There is still time before the Old New Year passes, and on the eve it is worth revisiting Oleg Efremov’s memorable film of the same name. In it, Evgeny Evstigneev shines as Adamych, while Alexander Kalyagin embodies a classic Soviet intellectual—creative yet precise. The message remains clear: the calendar will turn, Epiphany will come, and the year will keep moving through winter toward spring, one day at a time.
The real question, though, concerns ordinary people who count on holidays, bright lights, festive meals, and even free parking during this long weekend. How does one slide back into working mode without losing the sense of possibility that holidays bring?
Money rarely earns itself, children don’t attend school on autopilot, and leftover meals don’t eat themselves. The practical truth remains: small, deliberate actions often start the turnaround.
A suggestion is simply to begin with something modest, something that might seem inconsequential at first glance.
For example, there is a need to draft several letters related to business operations. They should avoid ultimatums and should not carry a festive tone. A note along these lines helps: “Colleagues, could someone confirm the current stage of our project?” It does not force a decision, but it reduces the anxiety around business correspondence and clarifies next steps.
The next step is to resume routine household tasks. The Christmas tree can stay a little longer, avoiding needless trauma, but the important part is to arrange the physical space with intention. Books can be organized in a chosen order, establishing a sense of discipline. Cable management—keeping the tangle of cords orderly—becomes a small, meditative ritual that underscores the value of orderly habits in daily life.
Heading back to the office, even when remote work is the norm, creates a tangible reason to engage. Signing a document, delivering a paper, retrieving a crucial item, or simply checking in with the accounting team helps restore a sense of purpose and structure.

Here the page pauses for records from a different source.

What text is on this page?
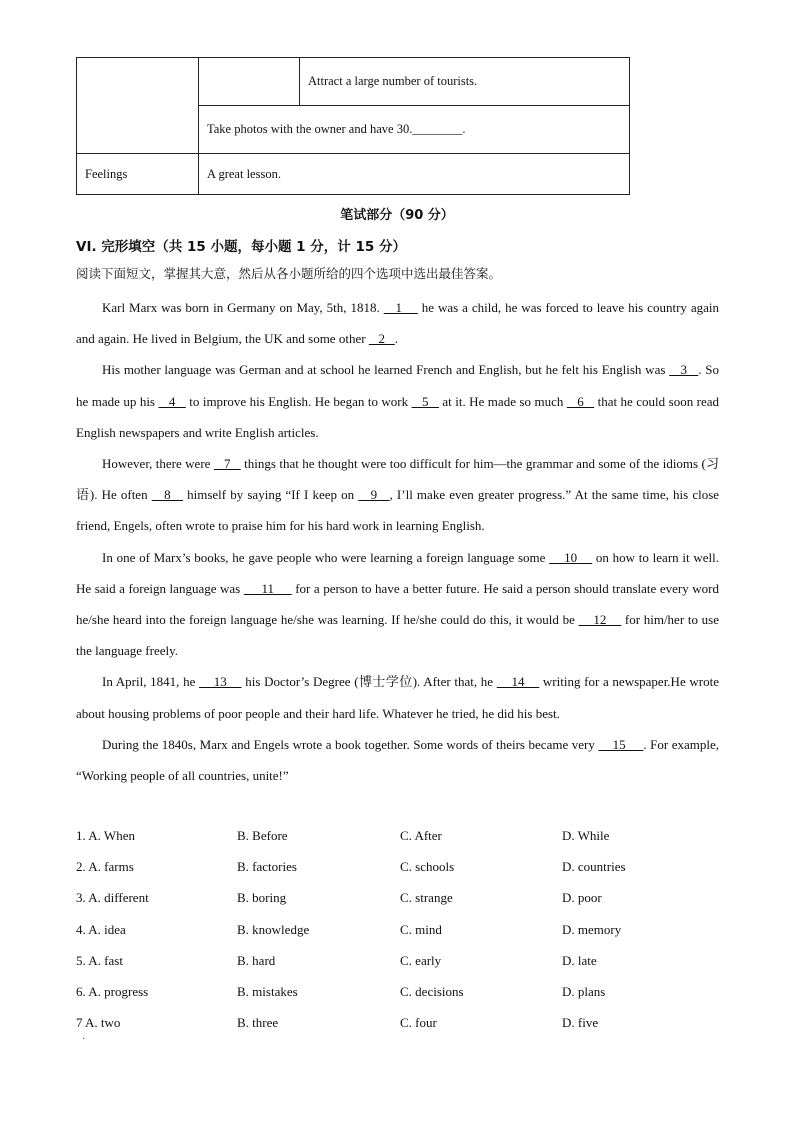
		Attract a large number of tourists.
	Take photos with the owner and have 30.________.	
Feelings	A great lesson.	
笔试部分（90 分）
VI. 完形填空（共 15 小题，每小题 1 分，计 15 分）
阅读下面短文，掌握其大意，然后从各小题所给的四个选项中选出最佳答案。

Karl Marx was born in Germany on May, 5th, 1818.    1     he was a child, he was forced to leave his country again and again. He lived in Belgium, the UK and some other    2   .

His mother language was German and at school he learned French and English, but he felt his English was    3   . So he made up his    4    to improve his English. He began to work    5    at it. He made so much    6    that he could soon read English newspapers and write English articles.

However, there were    7    things that he thought were too difficult for him—the grammar and some of the idioms (习语). He often    8    himself by saying “If I keep on    9   , I’ll make even greater progress.” At the same time, his close friend, Engels, often wrote to praise him for his hard work in learning English.

In one of Marx’s books, he gave people who were learning a foreign language some     10     on how to learn it well. He said a foreign language was      11      for a person to have a better future. He said a person should translate every word he/she heard into the foreign language he/she was learning. If he/she could do this, it would be     12     for him/her to use the language freely.

In April, 1841, he     13     his Doctor’s Degree (博士学位). After that, he     14     writing for a newspaper.He wrote about housing problems of poor people and their hard life. Whatever he tried, he did his best.

During the 1840s, Marx and Engels wrote a book together. Some words of theirs became very     15     . For example, “Working people of all countries, unite!”

1. A. When	B. Before	C. After	D. While
2. A. farms	B. factories	C. schools	D. countries
3. A. different	B. boring	C. strange	D. poor
4. A. idea	B. knowledge	C. mind	D. memory
5. A. fast	B. hard	C. early	D. late
6. A. progress	B. mistakes	C. decisions	D. plans
7 A. two	B. three	C. four	D. five
·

Public transit offers another path back to reality. Topping up the travel card, observing fellow riders, decoding station signs, and stopping at a store to pick up tangerines all contribute to a practical rhythm. There is a quiet joy in collecting small, tangible outcomes after a workday ends—the kind of momentum that makes the return to routine feel attainable. Tangerines, despite their annoyances, symbolize the holiday’s lingering sweetness and provide a cheerful end to the workday routine.

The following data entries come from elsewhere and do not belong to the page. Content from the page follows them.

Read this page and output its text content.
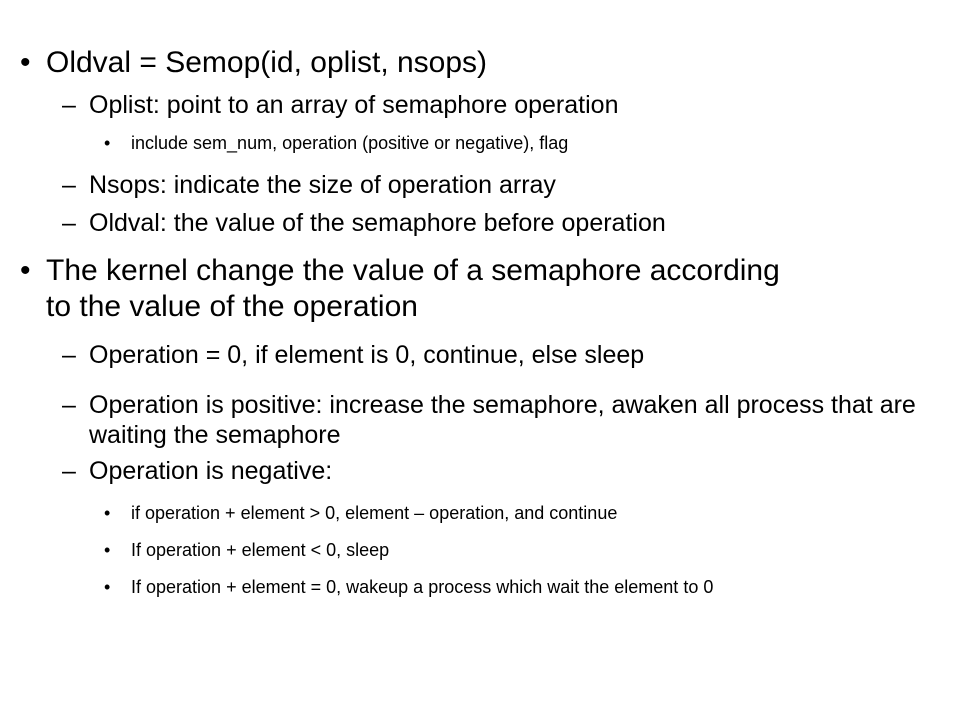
• Oldval = Semop(id, oplist, nsops)
– Oplist: point to an array of semaphore operation
• include sem_num, operation (positive or negative), flag
– Nsops: indicate the size of operation array
– Oldval: the value of the semaphore before operation
• The kernel change the value of a semaphore according to the value of the operation
– Operation = 0, if element is 0, continue, else sleep
– Operation is positive: increase the semaphore, awaken all process that are waiting the semaphore
– Operation is negative:
• if operation + element > 0, element – operation, and continue
• If operation + element < 0, sleep
• If operation + element = 0, wakeup a process which wait the element to 0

Financial matters deserve attention as well. Logging into banking apps and tallying the holiday expenditures helps counter the impulse to overspend during celebrations. In many households, the impulse to “break the dishes, bill me later” gives way to careful accounting. The point is to determine how much of the holiday premium remains, how much cash to set aside, how much to allocate for foreign currency, and how much to reserve for future expenses. Writing it down, even privately, helps cultivate financial clarity and confidence.
Next, there is a check of tax portals and government services to ensure any accruals or overdue items are addressed. Paying debts and penalties may feel painful, but it reduces anxiety for the year ahead and prevents small issues from snowballing into larger ones.

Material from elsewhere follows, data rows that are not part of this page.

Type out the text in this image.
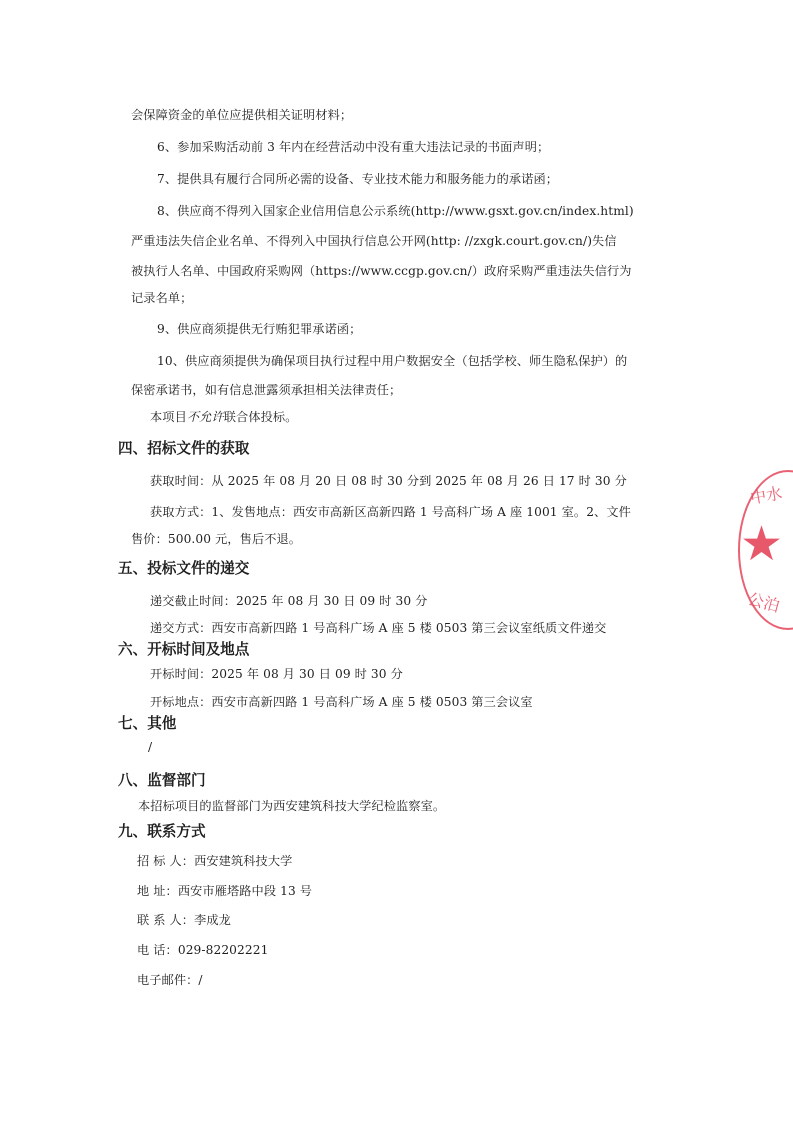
会保障资金的单位应提供相关证明材料；
6、参加采购活动前 3 年内在经营活动中没有重大违法记录的书面声明；
7、提供具有履行合同所必需的设备、专业技术能力和服务能力的承诺函；
8、供应商不得列入国家企业信用信息公示系统(http://www.gsxt.gov.cn/index.html)
严重违法失信企业名单、不得列入中国执行信息公开网(http: //zxgk.court.gov.cn/)失信
被执行人名单、中国政府采购网（https://www.ccgp.gov.cn/）政府采购严重违法失信行为
记录名单；
9、供应商须提供无行贿犯罪承诺函；
10、供应商须提供为确保项目执行过程中用户数据安全（包括学校、师生隐私保护）的
保密承诺书，如有信息泄露须承担相关法律责任；
本项目不允许联合体投标。
四、招标文件的获取
获取时间：从 2025 年 08 月 20 日 08 时 30 分到 2025 年 08 月 26 日 17 时 30 分
获取方式：1、发售地点：西安市高新区高新四路 1 号高科广场 A 座 1001 室。2、文件
售价：500.00 元，售后不退。
五、投标文件的递交
递交截止时间：2025 年 08 月 30 日 09 时 30 分
递交方式：西安市高新四路 1 号高科广场 A 座 5 楼 0503 第三会议室纸质文件递交
六、开标时间及地点
开标时间：2025 年 08 月 30 日 09 时 30 分
开标地点：西安市高新四路 1 号高科广场 A 座 5 楼 0503 第三会议室
七、其他
/
八、监督部门
本招标项目的监督部门为西安建筑科技大学纪检监察室。
九、联系方式
招 标 人：西安建筑科技大学
地 址：西安市雁塔路中段 13 号
联 系 人：李成龙
电 话：029-82202221
电子邮件：/
★
中水
公泊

A quick review of previous year’s correspondence with colleagues—whether promises were fulfilled—provides a clear, objective view of progress. If nothing was left unsettled, it’s a positive sign that the workflow is on track as the new year unfolds.
After laying this groundwork, the mood shifts toward balance. A quiet morning with family can help steady the pace, making it easier to step out of the holiday whirlwind. A glass of mulled wine or a similar comforting ritual can underscore the transition, not as a retreat but as a measured return to everyday life. The aim is to move through the day without hostility toward routine and with a renewed sense of calm and purpose.
In the end, the goal is clear: to cultivate a sustainable rhythm that honors both momentum and rest, to manage resources wisely, and to approach each next task with a grounded, practical mindset. The shift is less about abandoning celebration and more about translating holiday energy into purposeful, everyday actions that build confidence for the months ahead.